Lucy

“She Dwelt Among the Untrodden Ways” is the fourth of William Wordsworth’s five “Lucy” poems. Written in 1798, this simple, poignant ballad is a twelve line elegy to lost love.

Wordsworth wrote the Lucy poems while on a walking tour in Germany. Having set out with his sister Dorothy, fellow romantic poet Samuel Coleridge Taylor, and another friend, William and Dorothy found themselves wintering in the town of Goslar in the Harz mountains. Icy weather, isolation, little access to books, and a longing for home proved fertile ground for writing, as Dorothy records in her journal.

Though “beside the springs of Dove” possibly refers to the river Dove and beautiful Dovedale in the Peak District of England, the precise geography of the poem, and the identity of Lucy were never elucidated by Wordsworth.
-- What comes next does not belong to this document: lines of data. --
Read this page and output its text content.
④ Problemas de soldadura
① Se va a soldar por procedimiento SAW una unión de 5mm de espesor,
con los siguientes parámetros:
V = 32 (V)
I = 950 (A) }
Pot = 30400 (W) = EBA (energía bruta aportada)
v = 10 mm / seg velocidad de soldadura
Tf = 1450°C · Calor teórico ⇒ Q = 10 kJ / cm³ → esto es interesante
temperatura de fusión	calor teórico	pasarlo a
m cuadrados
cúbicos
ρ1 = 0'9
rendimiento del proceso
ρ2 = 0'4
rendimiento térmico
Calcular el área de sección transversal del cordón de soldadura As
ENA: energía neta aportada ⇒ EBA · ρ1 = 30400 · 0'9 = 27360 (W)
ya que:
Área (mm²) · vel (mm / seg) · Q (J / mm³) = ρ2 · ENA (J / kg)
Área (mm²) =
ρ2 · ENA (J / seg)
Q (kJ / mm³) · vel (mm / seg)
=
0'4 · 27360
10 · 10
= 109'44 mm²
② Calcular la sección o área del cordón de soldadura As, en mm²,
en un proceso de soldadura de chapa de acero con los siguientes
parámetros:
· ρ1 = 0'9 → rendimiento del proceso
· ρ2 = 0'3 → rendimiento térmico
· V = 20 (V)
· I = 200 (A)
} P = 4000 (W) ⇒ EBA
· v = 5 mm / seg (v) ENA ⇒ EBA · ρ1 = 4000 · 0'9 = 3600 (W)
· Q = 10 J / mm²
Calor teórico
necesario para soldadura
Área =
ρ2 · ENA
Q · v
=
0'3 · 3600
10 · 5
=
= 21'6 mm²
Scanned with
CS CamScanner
Was she a real girl, loved and lost by Wordsworth in his youth? Was she an idealised dream of a girl at one with the natural world, in the same way Wordsworth aspired to be? Or was Lucy his sister Dorothy, and the poem an imaginative rendering of his desolation were he to lose her, his kindred spirit?

Tender, evocative and spare, the lyric is mysterious; the story it tells is of a hidden life, gracefully illuminated by a loving biographer.